Berangkat dari kesukaan akan film aksi dari beberapa aktor macam Barry Prima, George Rudy, Jackie Chan, dan Jet-Li, saya tertarik belajar bela diri. Namun, karena hidup di pedesaan, niat saya terhalang oleh sedikitnya orang yang menguasai ilmu bela diri.
Sebenarnya, di beberapa daerah (terutama pedesaan) di Jawa, justru banyak yang jadi pusat perguruan silat. Namun, tetap saja berbeda dengan daerah pedesaan saya di pelosok Sulawesi.
Demi cita-cita ini, saya mencoba mengutarakan keinginan belajar bela diri ke om sendiri. Namun, nyatanya, tidak semudah angan-angan. Kedekatan kerabat tidak menjamin diterima dengan mudah untuk jadi murid. Dan lagi, menurut orang-orang, om saya ini bukan ahli dalam bela diri, lebih kepada ilmu pernapasan.

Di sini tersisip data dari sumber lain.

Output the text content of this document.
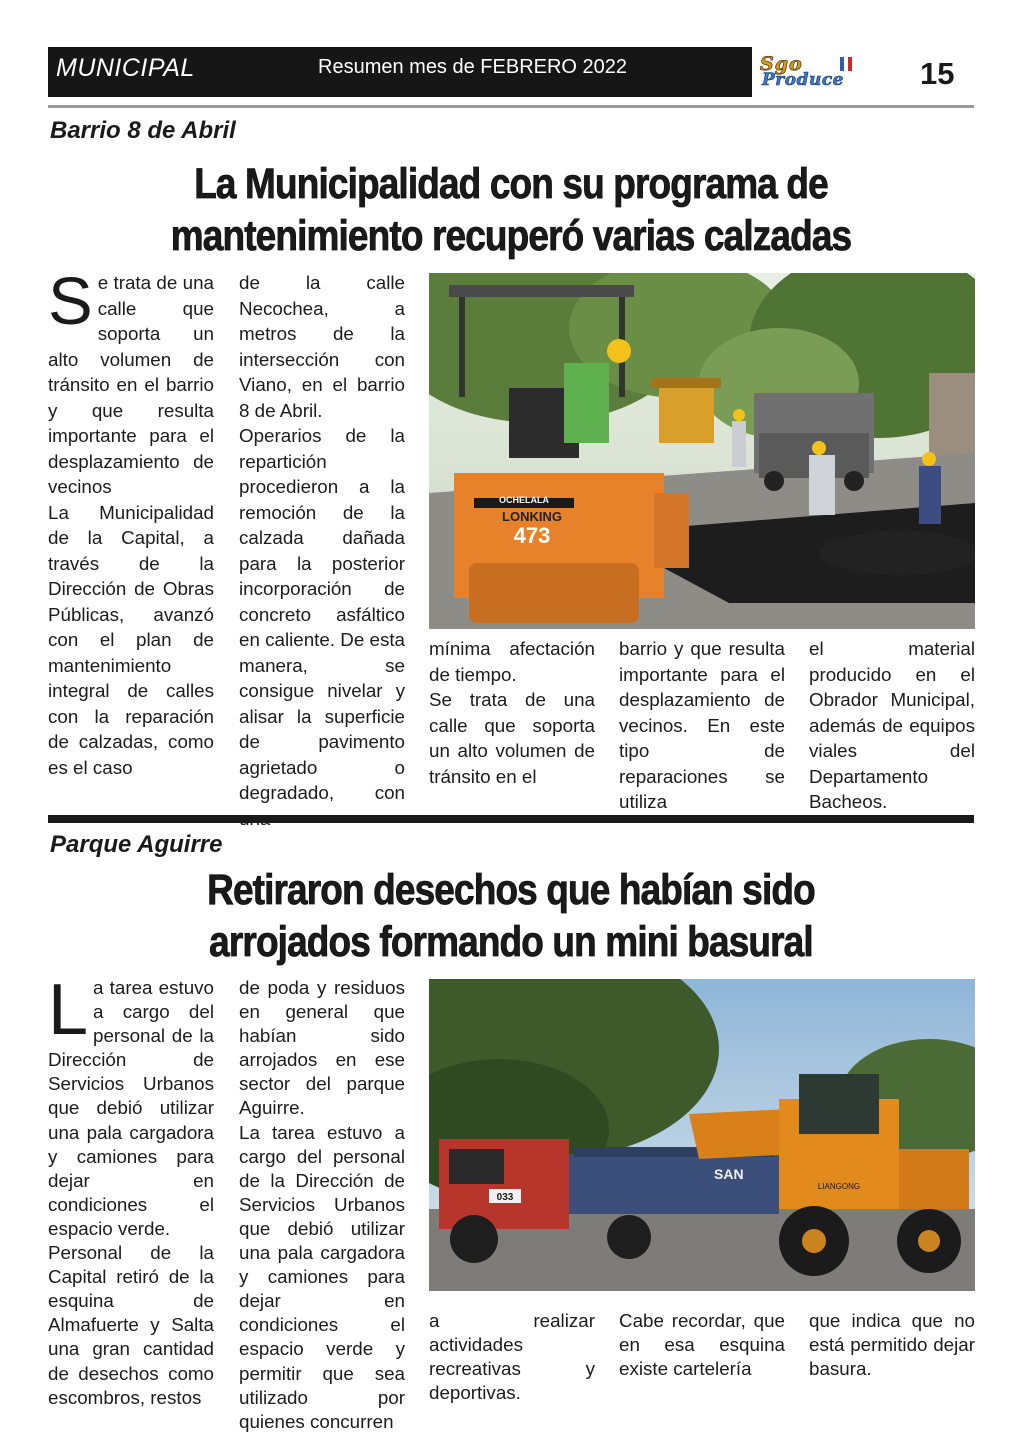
MUNICIPAL	Resumen mes de FEBRERO 2022	Sgo
Produce 15
Barrio 8 de Abril
La Municipalidad con su programa de
mantenimiento recuperó varias calzadas
S e trata de una calle que soporta un alto volumen de tránsito en el barrio y que resulta importante para el desplazamiento de vecinos

La Municipalidad de la Capital, a través de la Dirección de Obras Públicas, avanzó con el plan de mantenimiento integral de calles con la reparación de calzadas, como es el caso

de la calle Necochea, a metros de la intersección con Viano, en el barrio 8 de Abril.

Operarios de la repartición procedieron a la remoción de la calzada dañada para la posterior incorporación de concreto asfáltico en caliente. De esta manera, se consigue nivelar y alisar la superficie de pavimento agrietado o degradado, con

OCHELALA
LONKING
473

mínima afectación de tiempo.

Se trata de una calle que soporta un alto volumen de tránsito en el

barrio y que resulta importante para el desplazamiento de vecinos. En este tipo de reparaciones se utiliza

el material producido en el Obrador Municipal, además de equipos viales del Departamento Bacheos.

Parque Aguirre
Retiraron desechos que habían sido
arrojados formando un mini basural
L a tarea estuvo a cargo del personal de la Dirección de Servicios Urbanos que debió utilizar una pala cargadora y camiones para dejar en condiciones el espacio verde.

Personal de la Capital retiró de la esquina de Almafuerte y Salta una gran cantidad de desechos como escombros, restos

de poda y residuos en general que habían sido arrojados en ese sector del parque Aguirre.

La tarea estuvo a cargo del personal de la Dirección de Servicios Urbanos que debió utilizar una pala cargadora y camiones para dejar en condiciones el espacio verde y permitir que sea utilizado por quienes concurren

SAN
033
LIANGONG

a realizar actividades recreativas y deportivas.

Cabe recordar, que en esa esquina existe cartelería

que indica que no está permitido dejar basura.
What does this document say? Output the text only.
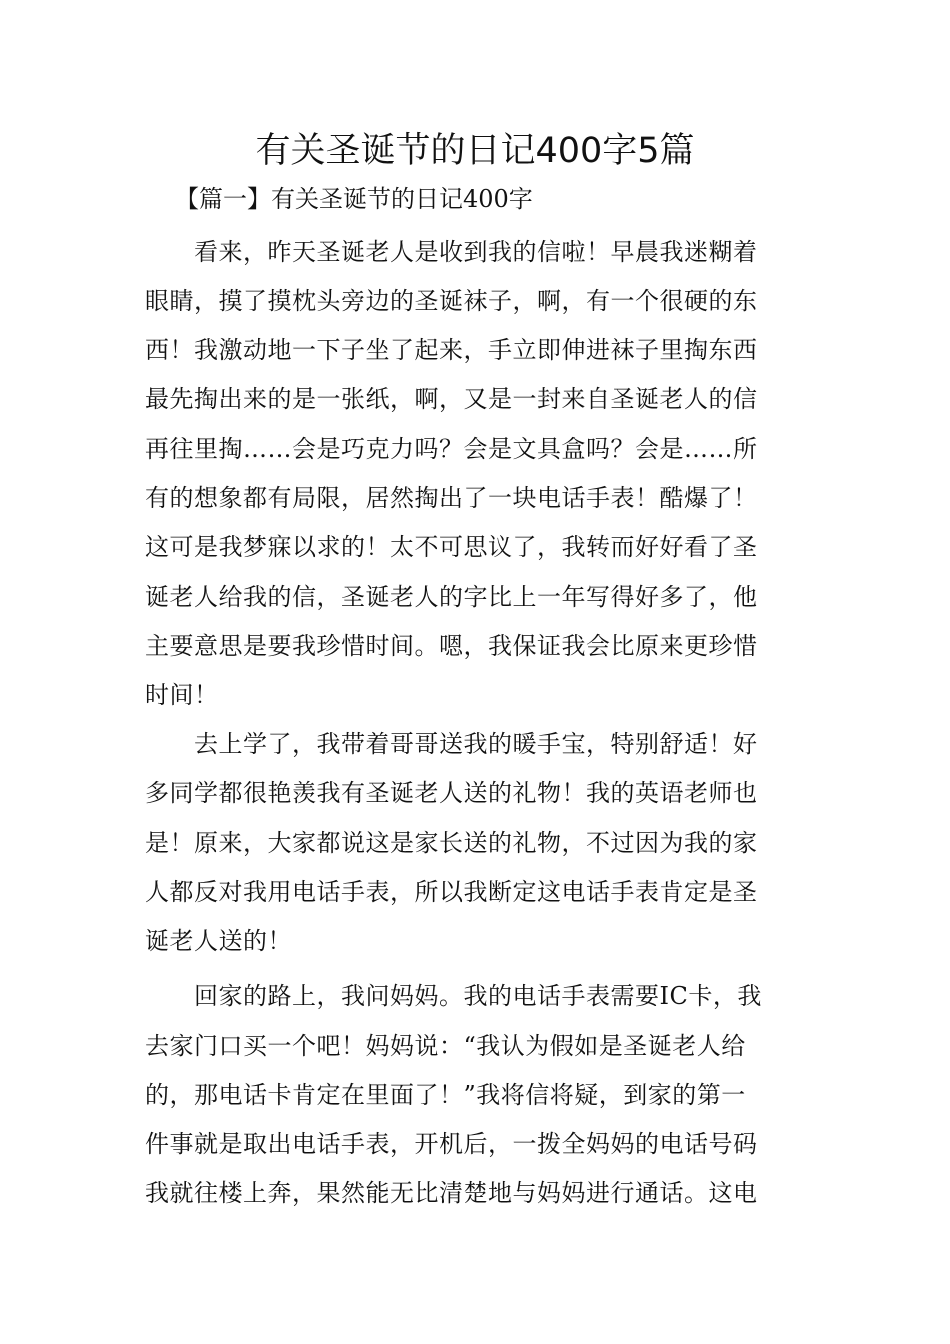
有关圣诞节的日记400字5篇
【篇一】有关圣诞节的日记400字
　　看来，昨天圣诞老人是收到我的信啦！早晨我迷糊着
眼睛，摸了摸枕头旁边的圣诞袜子，啊，有一个很硬的东
西！我激动地一下子坐了起来，手立即伸进袜子里掏东西
最先掏出来的是一张纸，啊，又是一封来自圣诞老人的信
再往里掏……会是巧克力吗？会是文具盒吗？会是……所
有的想象都有局限，居然掏出了一块电话手表！酷爆了！
这可是我梦寐以求的！太不可思议了，我转而好好看了圣
诞老人给我的信，圣诞老人的字比上一年写得好多了，他
主要意思是要我珍惜时间。嗯，我保证我会比原来更珍惜
时间！
　　去上学了，我带着哥哥送我的暖手宝，特别舒适！好
多同学都很艳羡我有圣诞老人送的礼物！我的英语老师也
是！原来，大家都说这是家长送的礼物，不过因为我的家
人都反对我用电话手表，所以我断定这电话手表肯定是圣
诞老人送的！
　　回家的路上，我问妈妈。我的电话手表需要IC卡，我
去家门口买一个吧！妈妈说：“我认为假如是圣诞老人给
的，那电话卡肯定在里面了！”我将信将疑，到家的第一
件事就是取出电话手表，开机后，一拨全妈妈的电话号码
我就往楼上奔，果然能无比清楚地与妈妈进行通话。这电
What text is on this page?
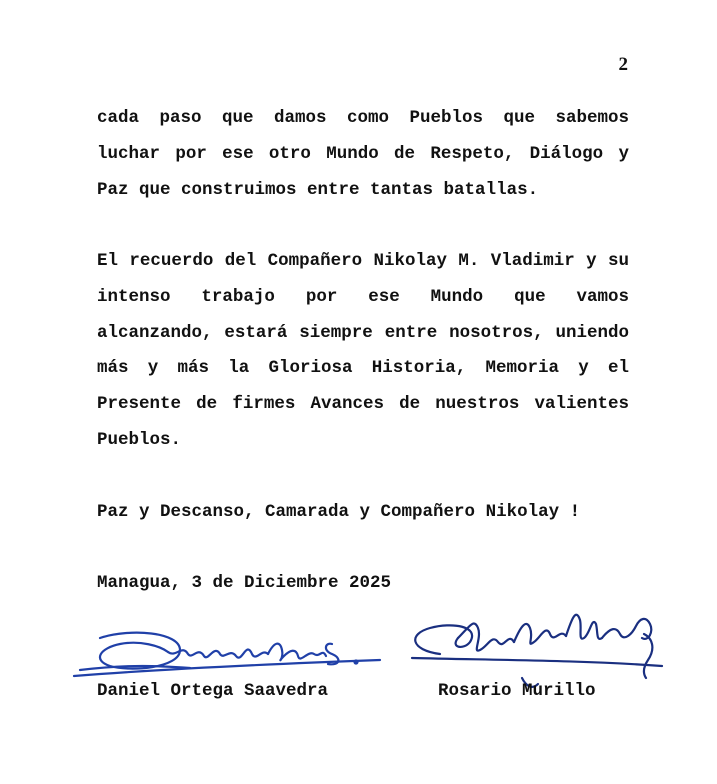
2

cada paso que damos como Pueblos que sabemos luchar por ese otro Mundo de Respeto, Diálogo y Paz que construimos entre tantas batallas.

El recuerdo del Compañero Nikolay M. Vladimir y su intenso trabajo por ese Mundo que vamos alcanzando, estará siempre entre nosotros, uniendo más y más la Gloriosa Historia, Memoria y el Presente de firmes Avances de nuestros valientes Pueblos.

Paz y Descanso, Camarada y Compañero Nikolay !

Managua, 3 de Diciembre 2025

Daniel Ortega Saavedra	Rosario Murillo
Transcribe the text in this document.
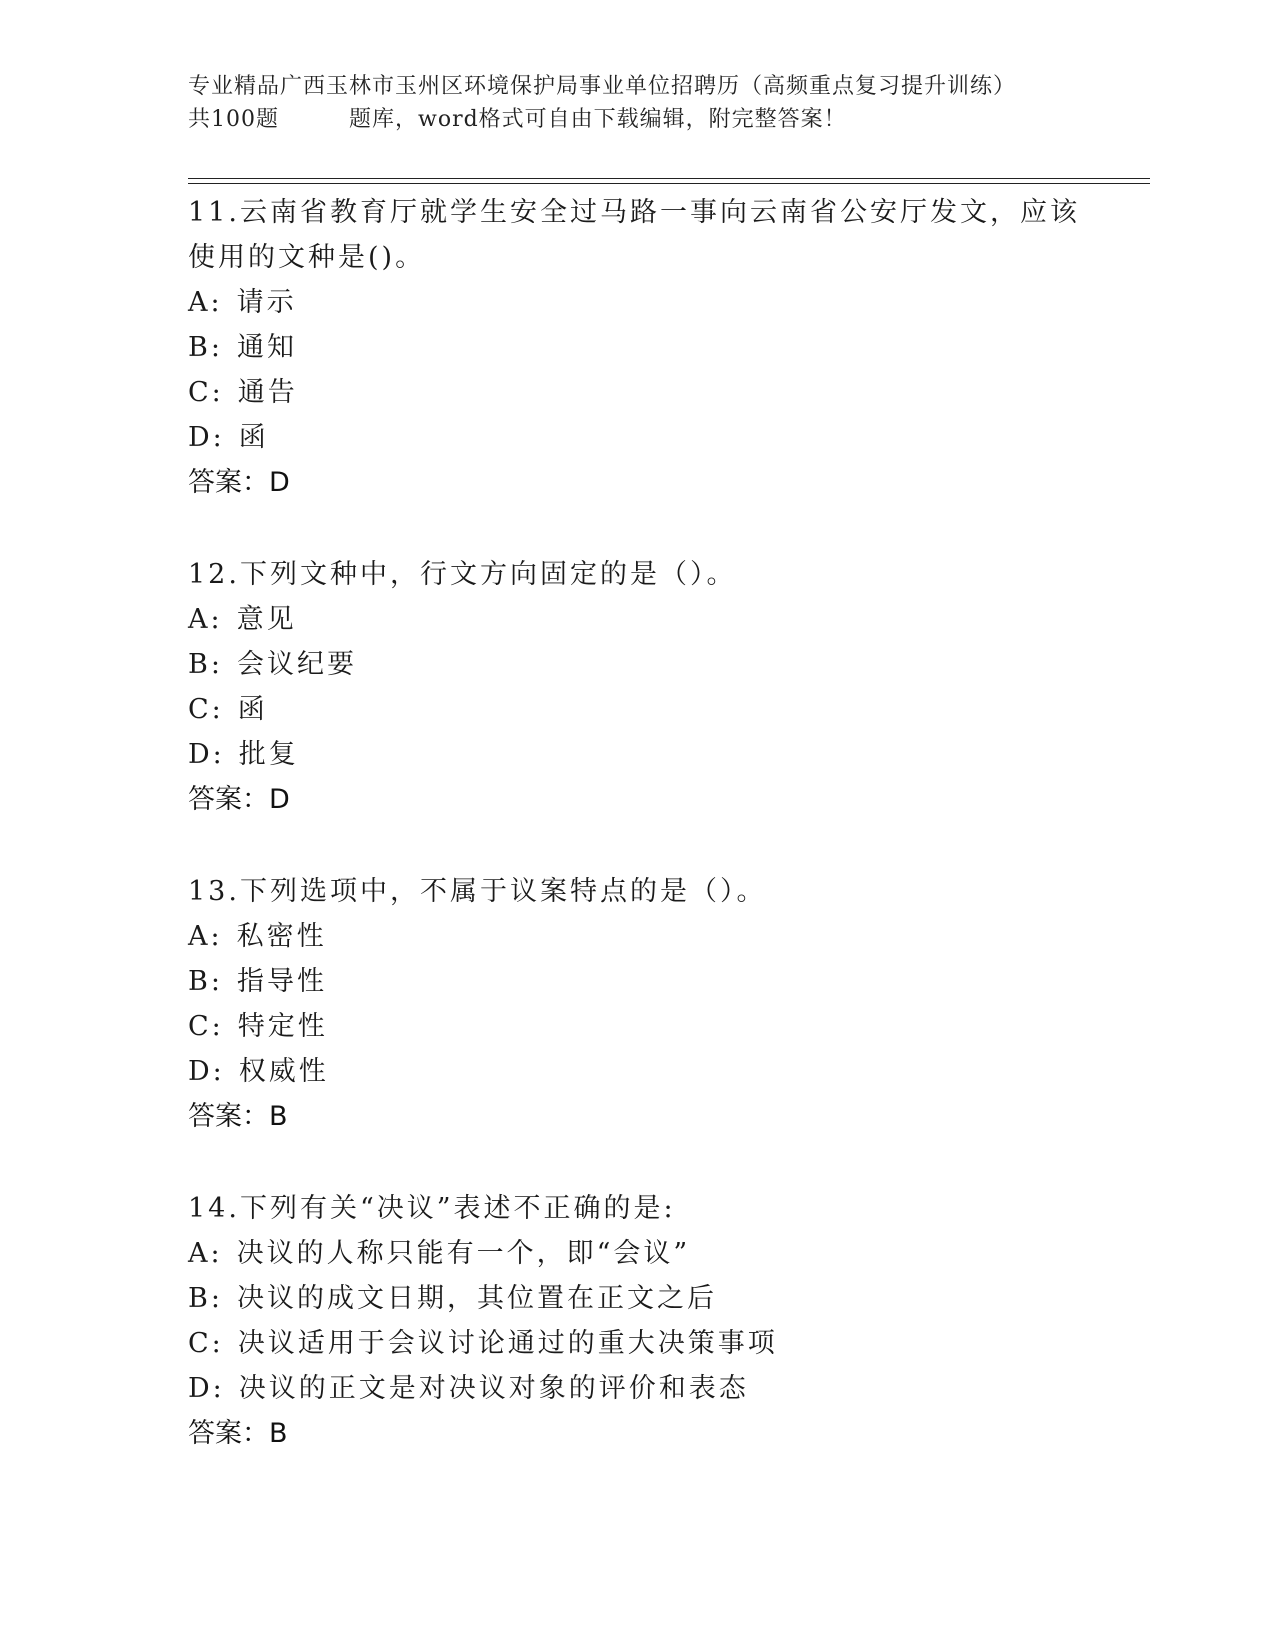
专业精品广西玉林市玉州区环境保护局事业单位招聘历（高频重点复习提升训练）
共100题	题库，word格式可自由下载编辑，附完整答案！

11.云南省教育厅就学生安全过马路一事向云南省公安厅发文，应该使用的文种是()。

A: 请示

B: 通知

C: 通告

D: 函

答案：D

12.下列文种中，行文方向固定的是（）。

A: 意见

B: 会议纪要

C: 函

D: 批复

答案：D

13.下列选项中，不属于议案特点的是（）。

A: 私密性

B: 指导性

C: 特定性

D: 权威性

答案：B

14.下列有关“决议”表述不正确的是:

A: 决议的人称只能有一个，即“会议”

B: 决议的成文日期，其位置在正文之后

C: 决议适用于会议讨论通过的重大决策事项

D: 决议的正文是对决议对象的评价和表态

答案：B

Entahlah, seperti apa itu bentuknya. Yang pasti, setelah itu saya tidak pernah lagi punya keinginan berguru kepada om saya sendiri. Walau keinginan saya untuk bisa salto dan menggunakan jurus ala ala tokoh dunia persilatan di film-film laga makin tidak bisa saya bendung.
Setelah drama dengan om saya, saya bersama beberapa teman yang juga ingin jago beladiri mulai melakukan konsolidasi, “Bagaimana kalau kita otodidak saja? Bukankah di film-film juga begitu? Banyak jagoan yang berangkat dari belajar kitab-kitab ilmu bela diri secara mandiri lantas jadi jagoan pamungkas?”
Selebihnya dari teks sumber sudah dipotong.